Depois das festas de fim de ano, continuei com as atividades do meu pós-doutorado na Universidade de Évora. Em janeiro, participei de um evento da Universidade na cidade de Idanha-a-Nova, uma linda vila do interior de Portugal, que fica no distrito de Castelo Branco. No início de fevereiro estive em Lisboa novamente para uma reunião com o grupo de estudo do supervisor do meu pós-doutorado na Universidade de Évora, o sociólogo José Resende. Aproveitei para acompanhar minha família até o aeroporto e me despedir. Com a família de volta para o Brasil, retornei sozinho para o trabalho em Évora.

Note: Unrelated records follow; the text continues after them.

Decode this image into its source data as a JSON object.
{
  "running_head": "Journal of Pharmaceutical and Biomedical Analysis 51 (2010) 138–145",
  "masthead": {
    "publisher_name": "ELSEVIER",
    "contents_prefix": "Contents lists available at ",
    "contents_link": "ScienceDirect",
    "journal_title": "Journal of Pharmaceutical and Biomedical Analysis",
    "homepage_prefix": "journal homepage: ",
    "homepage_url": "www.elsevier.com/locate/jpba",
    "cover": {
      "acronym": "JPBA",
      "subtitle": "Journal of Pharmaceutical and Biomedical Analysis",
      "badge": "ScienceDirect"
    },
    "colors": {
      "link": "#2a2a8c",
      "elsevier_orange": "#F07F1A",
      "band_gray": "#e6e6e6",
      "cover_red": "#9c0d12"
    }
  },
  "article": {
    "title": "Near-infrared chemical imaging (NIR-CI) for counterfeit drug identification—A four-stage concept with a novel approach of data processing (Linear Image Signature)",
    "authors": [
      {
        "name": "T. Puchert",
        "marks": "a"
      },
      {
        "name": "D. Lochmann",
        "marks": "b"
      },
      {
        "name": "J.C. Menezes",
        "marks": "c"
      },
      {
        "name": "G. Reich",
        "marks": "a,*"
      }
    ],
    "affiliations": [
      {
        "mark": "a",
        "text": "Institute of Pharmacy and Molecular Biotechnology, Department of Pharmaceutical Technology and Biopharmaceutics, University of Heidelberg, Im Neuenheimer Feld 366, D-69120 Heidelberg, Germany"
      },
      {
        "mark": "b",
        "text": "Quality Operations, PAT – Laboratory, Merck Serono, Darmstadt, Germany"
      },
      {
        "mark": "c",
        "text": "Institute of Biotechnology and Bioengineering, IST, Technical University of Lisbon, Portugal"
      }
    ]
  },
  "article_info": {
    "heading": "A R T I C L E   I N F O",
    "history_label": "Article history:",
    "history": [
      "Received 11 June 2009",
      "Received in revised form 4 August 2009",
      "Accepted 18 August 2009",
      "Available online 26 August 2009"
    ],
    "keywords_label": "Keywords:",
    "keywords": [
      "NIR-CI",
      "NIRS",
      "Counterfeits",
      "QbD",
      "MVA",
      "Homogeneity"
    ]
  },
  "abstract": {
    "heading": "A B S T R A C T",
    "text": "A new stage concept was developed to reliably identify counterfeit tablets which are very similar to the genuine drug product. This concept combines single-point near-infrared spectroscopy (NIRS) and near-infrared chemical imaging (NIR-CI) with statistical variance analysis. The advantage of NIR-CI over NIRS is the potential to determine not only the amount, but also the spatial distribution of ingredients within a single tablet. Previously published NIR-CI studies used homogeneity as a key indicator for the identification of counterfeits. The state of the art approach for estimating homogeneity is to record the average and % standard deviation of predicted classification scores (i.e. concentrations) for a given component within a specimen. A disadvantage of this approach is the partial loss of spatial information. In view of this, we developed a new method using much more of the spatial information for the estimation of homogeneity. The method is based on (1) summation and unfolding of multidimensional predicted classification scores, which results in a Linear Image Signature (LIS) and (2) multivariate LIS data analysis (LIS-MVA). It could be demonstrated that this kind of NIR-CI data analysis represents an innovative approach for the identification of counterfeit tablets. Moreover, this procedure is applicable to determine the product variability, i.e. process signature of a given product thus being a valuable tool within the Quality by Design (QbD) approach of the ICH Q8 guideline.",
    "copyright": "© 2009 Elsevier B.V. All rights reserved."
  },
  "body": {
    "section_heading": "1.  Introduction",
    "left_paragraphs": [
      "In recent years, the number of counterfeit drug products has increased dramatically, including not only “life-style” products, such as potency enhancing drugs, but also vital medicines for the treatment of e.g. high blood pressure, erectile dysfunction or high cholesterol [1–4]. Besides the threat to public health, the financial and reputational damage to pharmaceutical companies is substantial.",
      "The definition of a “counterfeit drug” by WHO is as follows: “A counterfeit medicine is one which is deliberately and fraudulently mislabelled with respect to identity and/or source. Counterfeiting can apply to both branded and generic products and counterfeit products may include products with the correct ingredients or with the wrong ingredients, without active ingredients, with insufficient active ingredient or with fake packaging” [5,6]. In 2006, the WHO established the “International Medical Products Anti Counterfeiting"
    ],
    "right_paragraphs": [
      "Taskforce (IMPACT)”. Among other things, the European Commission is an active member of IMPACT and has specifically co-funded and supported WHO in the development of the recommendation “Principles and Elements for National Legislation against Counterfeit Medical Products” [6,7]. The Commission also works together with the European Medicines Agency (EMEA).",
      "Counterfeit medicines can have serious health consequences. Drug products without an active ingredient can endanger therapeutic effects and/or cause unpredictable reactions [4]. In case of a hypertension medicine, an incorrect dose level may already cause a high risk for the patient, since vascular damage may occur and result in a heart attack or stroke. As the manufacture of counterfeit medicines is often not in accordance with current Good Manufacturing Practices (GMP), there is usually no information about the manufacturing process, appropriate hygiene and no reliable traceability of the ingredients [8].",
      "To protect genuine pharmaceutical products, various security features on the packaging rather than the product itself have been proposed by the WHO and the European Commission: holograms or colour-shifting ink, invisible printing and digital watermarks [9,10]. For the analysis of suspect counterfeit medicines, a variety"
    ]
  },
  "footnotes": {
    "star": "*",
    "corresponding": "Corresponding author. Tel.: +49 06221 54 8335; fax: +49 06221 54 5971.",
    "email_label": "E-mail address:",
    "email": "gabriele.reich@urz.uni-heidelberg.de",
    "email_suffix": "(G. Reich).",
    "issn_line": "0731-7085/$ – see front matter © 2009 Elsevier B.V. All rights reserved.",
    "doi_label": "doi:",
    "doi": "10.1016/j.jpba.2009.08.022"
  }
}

Durante a semana, eu passava o dia trabalhando no Palácio do Vimioso, onde fica o Centro Interdisciplinar de Ciências Sociais da Universidade de Évora. Da janela eu avistava um bar ao lado do Palácio onde estudantes se aglomeravam todos os dias da semana. O Templo romano fica bem próximo do Palácio e eu adorava tomar um cappuccino no pôr do sol em um quiosque que fica na frente do Templo, contemplando a vista e o movimento da cidade.

    Guilherme Paiva Carvalho

As noites de sexta e sábado eram movimentadas na cidade. Um dos primeiros bares que conheci em Évora foi o Molhó Bico. Nas sextas e nos sábados sempre tinha música ao vivo, às vezes com violão e voz, em outras ocasiões com grupos musicais com guitarra, baixo e bateria. É um bar dedicado ao rock com fotos de várias bandas, desde o Pink Floyd, Rolling Stones até o Queen, Jimi Hendrix, The Doors e Janis Joplin. Bem perto da minha casa ficava o Aqui Há Gato, outro bar intimista com cartazes antigos de publicidade do início do século XX.

Em fevereiro chegou a notícia sobre o primeiro caso de coronavírus na Itália. O vírus já havia saído da China. Ninguém tinha noção do que aconteceria dali em diante. Mesmo assim, apesar de ter chegado na Europa, fiquei pensando: — bom, a Itália está   distante daqui. Achei também que conseguiriam conter a propagação do vírus. Na verdade, não sabia do que se tratava. Talvez ninguém soubesse que seria tão devastadora a sua passagem por ali. Tanto é que o prefeito de Milão, naquele momento, chegou a compartilhar uma campanha com o slogan: “Milão não para”. Afinal, no final de fevereiro a Itália tinha pouco mais do que 500 casos e 14 mortes por causa do coronavírus. Continuei com minhas atividades de pesquisa, achando que aquele problema não chegaria onde eu estava.